The district includes Dearborn, Melvindale and parts of Detroit.
“There is a significant amount of poverty in the city that we have to deal with,” Santana said.
“I grew up in poverty so I know what it looks like and I live in Detroit as well and I understand some of the disparities that people have when it comes to the job opportunities when it comes to transportation and infrastructure issues.”
Detroit and Dearborn both suffer from astronomical auto insurance prices. The issue is especially prevalent in the Motor City, where almost 40 percent of residents live below the poverty line. The high rates with low income and absence of reliable public transport limit residents’ mobility and access to the job market.
“As I knocked on doors as a state representative I found that people were concerned about their auto insurance rates and so that became the conversation as a state representative that I was having in my community,” she told YAN.
Advocates have accused insurance companies of “redlining” – the racially charged practice of systematically refusing services to residents in high risk areas.
Santana had backed a bill that would lower prices by allowing companies to put reasonable limits on medical coverage, which is now uncapped.

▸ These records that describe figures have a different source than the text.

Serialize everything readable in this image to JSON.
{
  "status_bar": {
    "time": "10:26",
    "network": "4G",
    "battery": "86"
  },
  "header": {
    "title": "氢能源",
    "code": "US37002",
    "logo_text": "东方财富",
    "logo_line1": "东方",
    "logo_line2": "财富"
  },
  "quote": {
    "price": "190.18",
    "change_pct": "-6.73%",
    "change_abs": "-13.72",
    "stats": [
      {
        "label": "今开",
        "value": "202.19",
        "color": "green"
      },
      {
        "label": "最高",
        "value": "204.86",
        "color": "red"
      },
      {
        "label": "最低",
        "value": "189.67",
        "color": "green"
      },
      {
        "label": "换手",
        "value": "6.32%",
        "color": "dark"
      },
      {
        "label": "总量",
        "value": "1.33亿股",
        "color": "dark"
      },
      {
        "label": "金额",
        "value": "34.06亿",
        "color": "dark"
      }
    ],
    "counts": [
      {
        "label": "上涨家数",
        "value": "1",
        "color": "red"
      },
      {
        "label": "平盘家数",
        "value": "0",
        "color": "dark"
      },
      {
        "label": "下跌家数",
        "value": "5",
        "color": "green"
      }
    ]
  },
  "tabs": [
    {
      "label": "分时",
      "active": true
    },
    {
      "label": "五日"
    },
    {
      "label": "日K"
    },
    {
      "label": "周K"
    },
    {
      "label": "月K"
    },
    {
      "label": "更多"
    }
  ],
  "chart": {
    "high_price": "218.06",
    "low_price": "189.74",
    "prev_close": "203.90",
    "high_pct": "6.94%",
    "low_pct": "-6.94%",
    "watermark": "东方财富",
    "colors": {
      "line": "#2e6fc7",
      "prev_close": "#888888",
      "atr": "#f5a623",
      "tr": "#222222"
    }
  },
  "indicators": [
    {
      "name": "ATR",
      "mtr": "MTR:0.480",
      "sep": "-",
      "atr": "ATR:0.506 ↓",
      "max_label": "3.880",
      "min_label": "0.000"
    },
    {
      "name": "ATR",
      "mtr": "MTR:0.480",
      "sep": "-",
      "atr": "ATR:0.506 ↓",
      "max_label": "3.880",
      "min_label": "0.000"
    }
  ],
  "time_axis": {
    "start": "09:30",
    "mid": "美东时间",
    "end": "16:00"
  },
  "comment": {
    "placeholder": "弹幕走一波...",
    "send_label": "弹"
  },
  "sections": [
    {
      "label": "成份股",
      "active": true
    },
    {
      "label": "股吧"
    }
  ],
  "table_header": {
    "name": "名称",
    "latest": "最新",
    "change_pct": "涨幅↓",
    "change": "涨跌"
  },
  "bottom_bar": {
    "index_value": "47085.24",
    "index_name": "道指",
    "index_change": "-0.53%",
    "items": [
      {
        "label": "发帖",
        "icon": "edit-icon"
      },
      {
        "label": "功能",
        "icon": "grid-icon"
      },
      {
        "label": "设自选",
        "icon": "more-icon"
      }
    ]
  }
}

The measure, which was supported by Detroit Mayor Mike Duggan, failed to pass.
Santana vowed to continue to fight for a solution to the issue if elected to the Senate.
“Of course you want to change the redlining piece of auto insurance that’s hurting urban communities, so that’s something that we need to work on,” Santana told YAN. She added that non-driving factors like credit score and education level should not be considered to determine rates.
Santana said public safety is a priority for her, and one way to address it from the Legislature is to make sure that police officers and firefighters get adequate pay and benefits, including health insurance.
On education, Santana said: “I know that we spend money on education but we’re not spending enough money to educate our children in this state and we want to make sure that children are set up for success, making sure that they’re prepared for the jobs of tomorrow – whether that be in STEM, technology, we want to make sure that they’re set up for the industries to come.”